それは困る。俺は断固として嫌っていないと伝えなければならない。この世界はゲームだとはいえ、俺は実際に考えて感じて自分の意志で動いている。それはキャロルにもいえることで、もし彼女や彼女の家族が婚約破棄を考えているのだとしたら絶対に阻止しなければならない。
彼女に好意を伝えよう。でもどうやって?
今までの自分を振り返ってみても生憎誰かを大切にした記憶なんてないし、前世に至っては記憶が穴だらけで参考にもならない。女性の口説き方なんて知らないのだ。
「というわけでギル、女性の口説き方を教えてほしいんだが」
「それでなんで俺のところに来るんだ。明らかに人選間違ってるだろ」
迷った末俺が頼ったのは養子兼義弟のギルバードだった。無口で少々病んでいるところもあるがその知識と整った容姿を買われて公爵家に養子に入ったのだから女性の口説き方を熟知していると思ったのだ。それに長い付き合いで気安い仲だからか相談しやすい。
「お前の場合素直に好きだとか愛してるとか言っとけば解決するだろ。俺を巻き込むなよ」
「いやだって今まで冷遇していた男が急に愛してるとか言って信じてもらえるほど世間は甘くないと思うんだよな」
「……まあ俺なら信じないな」
「だろー?」
絶対に裏があると思われてしまうだろう。だから氷の貴公子のイメージはそのままになんとかキャロルと相思相愛になりたいという要望を伝えると、それもう氷の貴公子じゃなくねと冷ややかな突っ込みが返ってきた。
しかし真面目な彼は考える素振りを見せた後一つ提案をしてきた。
「俺はドロドロに甘やかして、自分なしでは生きられないようにするな」
「お前相変わらず病んでんな。……甘やかす、か」
逃げられないように腕で拘束して、目一杯の甘いものを用意して食べさせて。ふにゃりとした笑顔をずっと独り占めできたらどんなに幸せなことだろう。ああ、俺も病んでいたのか。血は繋がっていないが俺たちは本当の兄弟なのかもしれないな。
「じゃあ甘やかしてみる作戦でいこうかな」
「え、それ本気で言ってる?」
「おう、いい案出してくれてありがとうな」
そういってアーサーがいい笑顔をすればそれを見たメイドが奇声を発して真っ赤な顔で倒れた。屋敷が騒がしくなるのを聞きながら、ギルバードはその元凶を冷めた紅茶を飲みながら見る。

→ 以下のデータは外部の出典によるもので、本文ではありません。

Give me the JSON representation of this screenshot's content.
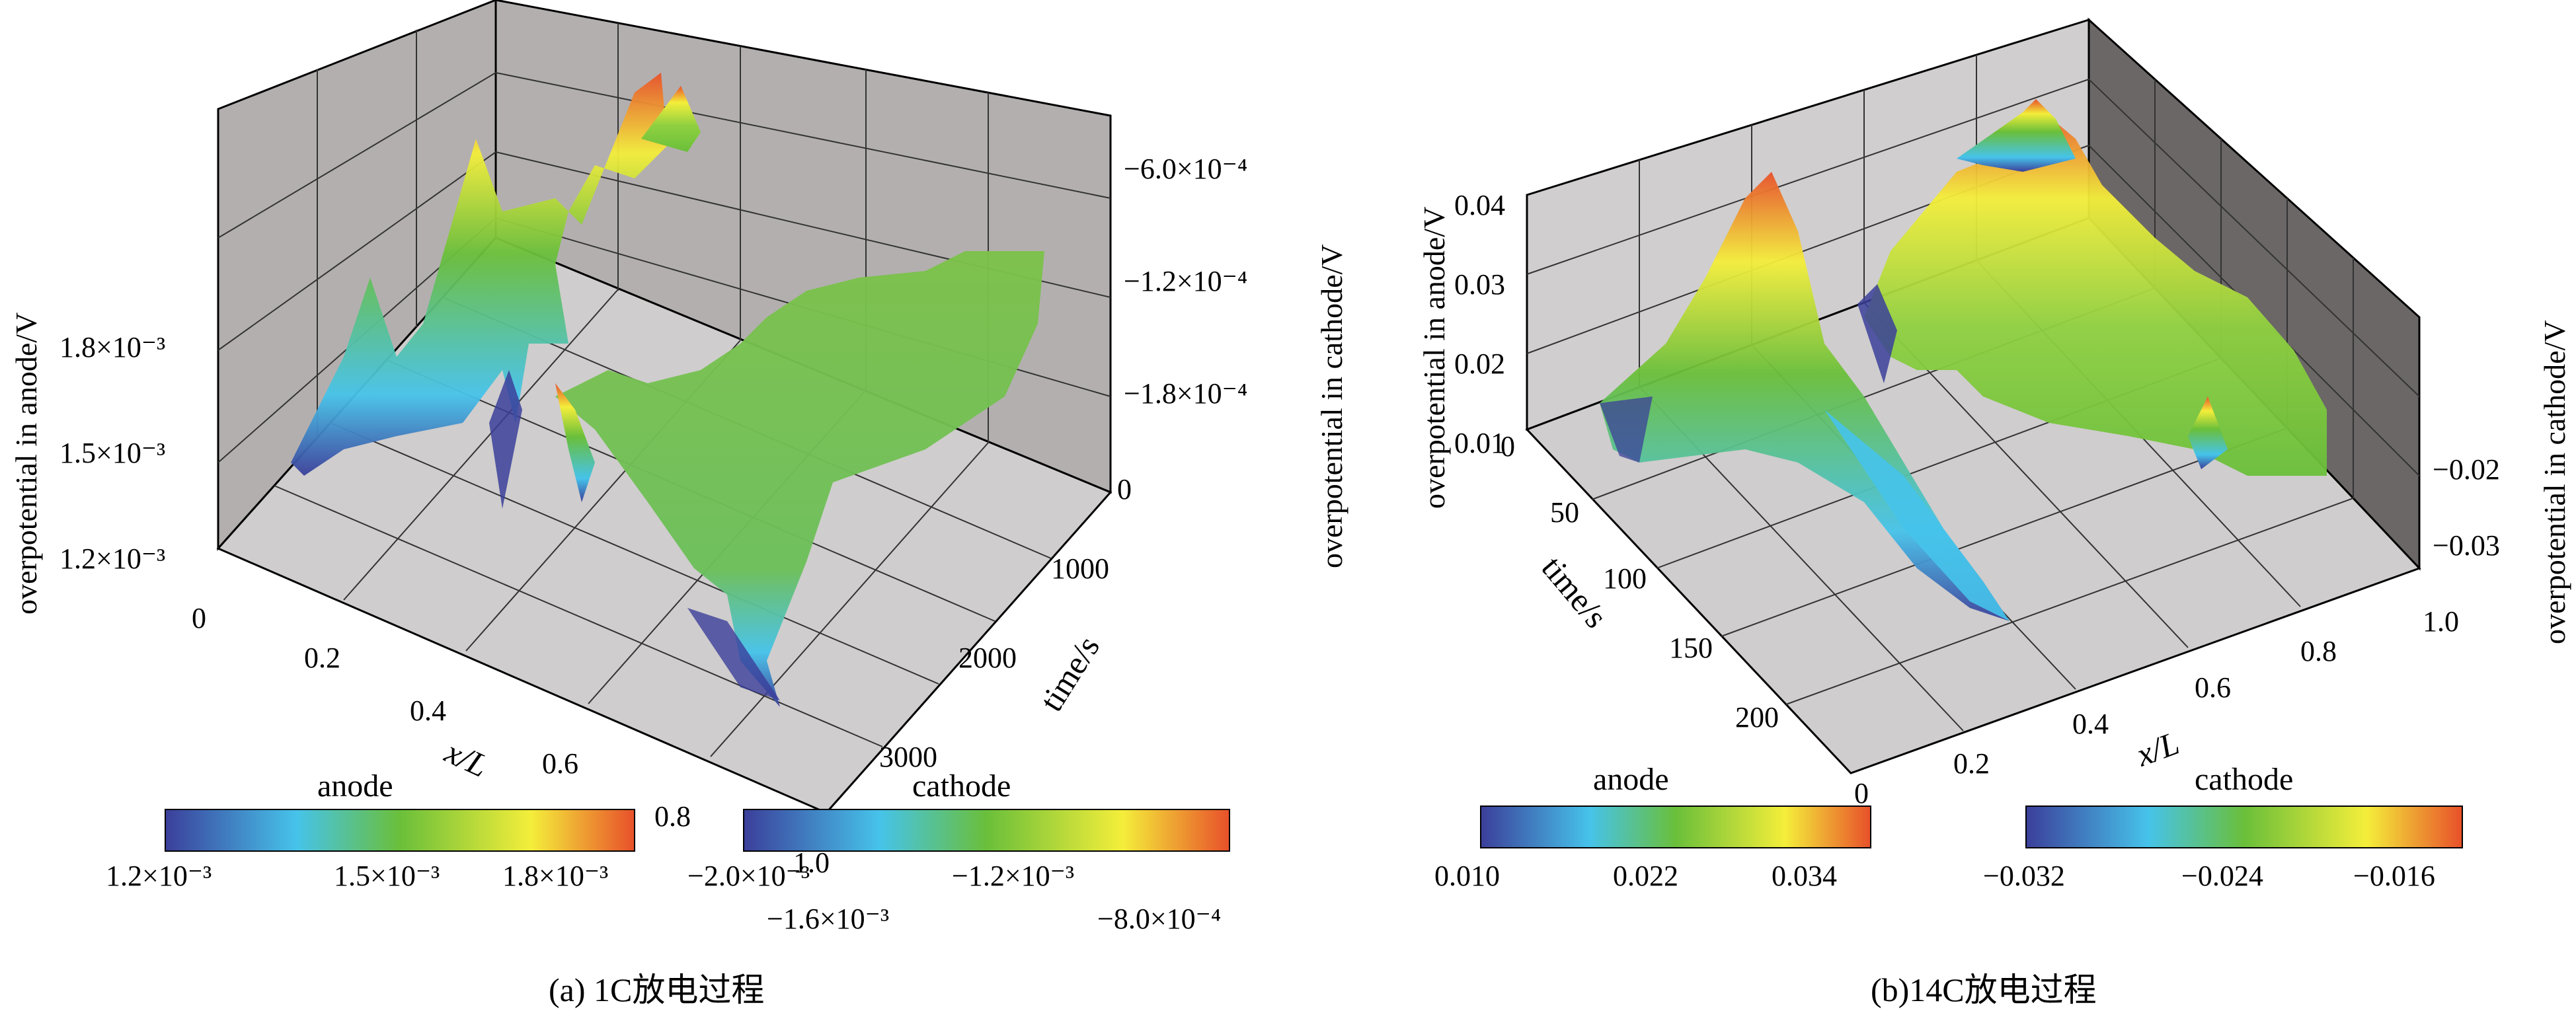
{
  "chart_data": [
    {
      "type": "surface",
      "caption": "(a) 1C放电过程",
      "xlabel": "x/L",
      "ylabel": "time/s",
      "zlabel_left": "overpotential in anode/V",
      "zlabel_right": "overpotential in cathode/V",
      "x_ticks": [
        "0",
        "0.2",
        "0.4",
        "0.6",
        "0.8",
        "1.0"
      ],
      "time_ticks": [
        "0",
        "1000",
        "2000",
        "3000"
      ],
      "anode_z_ticks": [
        "1.2×10⁻³",
        "1.5×10⁻³",
        "1.8×10⁻³"
      ],
      "cathode_z_ticks": [
        "−6.0×10⁻⁴",
        "−1.2×10⁻⁴",
        "−1.8×10⁻⁴"
      ],
      "colorbars": [
        {
          "name": "anode",
          "tick_labels": [
            "1.2×10⁻³",
            "1.5×10⁻³",
            "1.8×10⁻³"
          ]
        },
        {
          "name": "cathode",
          "tick_labels": [
            "−2.0×10⁻³",
            "−1.6×10⁻³",
            "−1.2×10⁻³",
            "−8.0×10⁻⁴"
          ]
        }
      ]
    },
    {
      "type": "surface",
      "caption": "(b)14C放电过程",
      "xlabel": "x/L",
      "ylabel": "time/s",
      "zlabel_left": "overpotential in anode/V",
      "zlabel_right": "overpotential in cathode/V",
      "x_ticks": [
        "0.2",
        "0.4",
        "0.6",
        "0.8",
        "1.0"
      ],
      "time_ticks": [
        "0",
        "50",
        "100",
        "150",
        "200"
      ],
      "x_origin_label": "0",
      "anode_z_ticks": [
        "0.01",
        "0.02",
        "0.03",
        "0.04"
      ],
      "cathode_z_ticks": [
        "−0.02",
        "−0.03"
      ],
      "colorbars": [
        {
          "name": "anode",
          "tick_labels": [
            "0.010",
            "0.022",
            "0.034"
          ]
        },
        {
          "name": "cathode",
          "tick_labels": [
            "−0.032",
            "−0.024",
            "−0.016"
          ]
        }
      ]
    }
  ],
  "colormap": [
    "#3b3f9a",
    "#46c3ea",
    "#6abf3a",
    "#f4ee3a",
    "#e8502a"
  ]
}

「お前がキャロル嬢の前で笑えばすべて解決すると思うんだが」
「難しいな、何せキャロルと話しているときは緊張で表情が死ぬからな」
本当コイツ面倒くさい。隠すことなく面と向かってそういえば、無礼だと怒ることもなく真顔で俺もそう思うと返すアーサーにギルバードは少し笑ってしまってそれを見たメイドがまた倒れてさらに騒ぎになるのは言うまでもないことだ。
アーサーが注目していたドレスはバレエの白鳥の湖の衣装を普通のドレスに直した感じをイメージするとわかりやすいと思います。